Cyber-Attacks are Scary – Here’s How to Prevent Them
October is Cyber Security Awareness Month
It’s an annual tradition at Metro for employees to dress up in costume and decorate individual departments and branches in celebration of Halloween. Over the years, we have seen Disney characters and superheroes, bandits and athletes, kittens, and cows, and in 2018, the award-winning Metro Speakeasy, which brought us back to the 1920s when bootleg liquor, jazz, and flappers were the norm.

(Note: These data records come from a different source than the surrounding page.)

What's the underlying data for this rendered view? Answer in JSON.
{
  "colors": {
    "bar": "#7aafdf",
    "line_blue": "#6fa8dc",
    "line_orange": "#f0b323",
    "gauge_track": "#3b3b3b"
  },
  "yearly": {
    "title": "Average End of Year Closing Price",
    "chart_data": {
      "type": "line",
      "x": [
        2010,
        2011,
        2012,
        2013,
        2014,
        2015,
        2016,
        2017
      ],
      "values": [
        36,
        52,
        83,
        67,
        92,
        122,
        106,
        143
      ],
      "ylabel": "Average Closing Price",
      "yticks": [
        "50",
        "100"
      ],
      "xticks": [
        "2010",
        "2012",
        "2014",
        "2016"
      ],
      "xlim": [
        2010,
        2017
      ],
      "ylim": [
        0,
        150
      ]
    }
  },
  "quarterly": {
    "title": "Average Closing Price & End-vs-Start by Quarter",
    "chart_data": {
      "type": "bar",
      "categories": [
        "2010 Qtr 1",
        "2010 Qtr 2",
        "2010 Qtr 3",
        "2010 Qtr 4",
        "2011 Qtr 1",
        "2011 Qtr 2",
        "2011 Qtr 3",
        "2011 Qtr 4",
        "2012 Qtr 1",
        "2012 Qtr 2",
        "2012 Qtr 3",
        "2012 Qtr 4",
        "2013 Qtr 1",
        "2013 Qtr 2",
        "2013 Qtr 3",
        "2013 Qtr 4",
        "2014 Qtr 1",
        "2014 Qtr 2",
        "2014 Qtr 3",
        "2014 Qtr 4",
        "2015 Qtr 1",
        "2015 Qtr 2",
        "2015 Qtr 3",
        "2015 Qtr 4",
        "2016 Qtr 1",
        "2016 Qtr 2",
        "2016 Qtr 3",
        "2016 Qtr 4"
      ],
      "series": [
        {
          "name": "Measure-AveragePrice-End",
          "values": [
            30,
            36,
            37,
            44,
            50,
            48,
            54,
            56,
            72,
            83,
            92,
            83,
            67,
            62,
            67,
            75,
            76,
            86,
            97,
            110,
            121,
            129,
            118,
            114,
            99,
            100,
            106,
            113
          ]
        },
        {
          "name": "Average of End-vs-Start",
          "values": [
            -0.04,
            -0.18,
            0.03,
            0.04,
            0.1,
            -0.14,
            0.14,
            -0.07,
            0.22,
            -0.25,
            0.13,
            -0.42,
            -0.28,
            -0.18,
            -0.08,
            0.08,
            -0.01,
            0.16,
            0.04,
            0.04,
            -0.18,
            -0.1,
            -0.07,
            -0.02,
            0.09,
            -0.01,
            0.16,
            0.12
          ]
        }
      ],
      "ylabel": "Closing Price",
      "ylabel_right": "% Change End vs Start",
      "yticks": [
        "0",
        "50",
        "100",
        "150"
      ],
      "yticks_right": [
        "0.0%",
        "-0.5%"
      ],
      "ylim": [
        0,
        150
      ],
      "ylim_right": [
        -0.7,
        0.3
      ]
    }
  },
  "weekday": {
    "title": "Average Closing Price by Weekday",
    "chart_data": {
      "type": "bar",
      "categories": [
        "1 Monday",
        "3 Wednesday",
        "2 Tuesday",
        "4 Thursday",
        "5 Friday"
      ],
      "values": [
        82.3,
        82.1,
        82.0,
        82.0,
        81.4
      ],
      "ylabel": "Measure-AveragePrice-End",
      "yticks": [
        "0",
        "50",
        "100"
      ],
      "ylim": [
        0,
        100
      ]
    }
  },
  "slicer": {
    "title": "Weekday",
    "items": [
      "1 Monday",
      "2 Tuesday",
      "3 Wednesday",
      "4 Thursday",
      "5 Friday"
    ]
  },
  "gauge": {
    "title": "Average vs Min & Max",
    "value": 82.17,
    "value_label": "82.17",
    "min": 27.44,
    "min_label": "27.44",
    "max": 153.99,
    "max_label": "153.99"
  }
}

Halloween is certainly an opportunity for creativity and fun, and in many cases, an excuse to lean into spooky season and scare yourself silly. Turns out, Americans are spooked by more than just goblins, ghouls, and zombies – many of our members report that identity theft and cyber attacks are a major, if not downright scary, concern. As you celebrate Halloween today and recognize the final day of Cyber Security Awareness Month, here are three ways to protect yourself against the terrifying idea of a cyber-attack:
Think before you click
Be thorough when reviewing links and attachments. If there is a typo in a URL or the content looks unusual, you should trust your gut and delete the email or contact the apparent sender to determine if the link is legitimate. Many scammers pose as relatives, friends, colleagues, or popular businesses to trick you into trusting them. Remember that businesses – especially financial institutions like Metro – won’t ask for confidential information in an email or prompt you to share it through a suspicious link.
Use strong passwords and change them regularly
Yes, pet names, birthdays, and anniversaries are easy to remember, but including identifying information in your password makes it easy for scammers to crack the code. A lot of personal information, like birthdays, addresses, and phone numbers, is available in the public domain. Many of us also share personal information like the names of our children or pets on social media which can easily be matched back to other information in a data breach. Consider a password management tool (here’s a list of free ones) to keep track of multiple, unique passwords. And remember – don’t use the same password for multiple websites or accounts. If a scammer figures it out, they’ll have access to information across many of your platforms.
Educate yourself and your family members on common threats – like “social engineering” and “phishing” and the associated risks. Metro provides extensive resources through our Financial Wellness and Education center, including an online module focused on identity theft – one of the worst and scariest outcomes of a cyber-attack..
I hope you enjoy celebrating Halloween with friends and family today. I wish all you more “treats” than “tricks,” and always encourage you to stay healthy and safe – both outside in your neighborhoods and online in your digital life.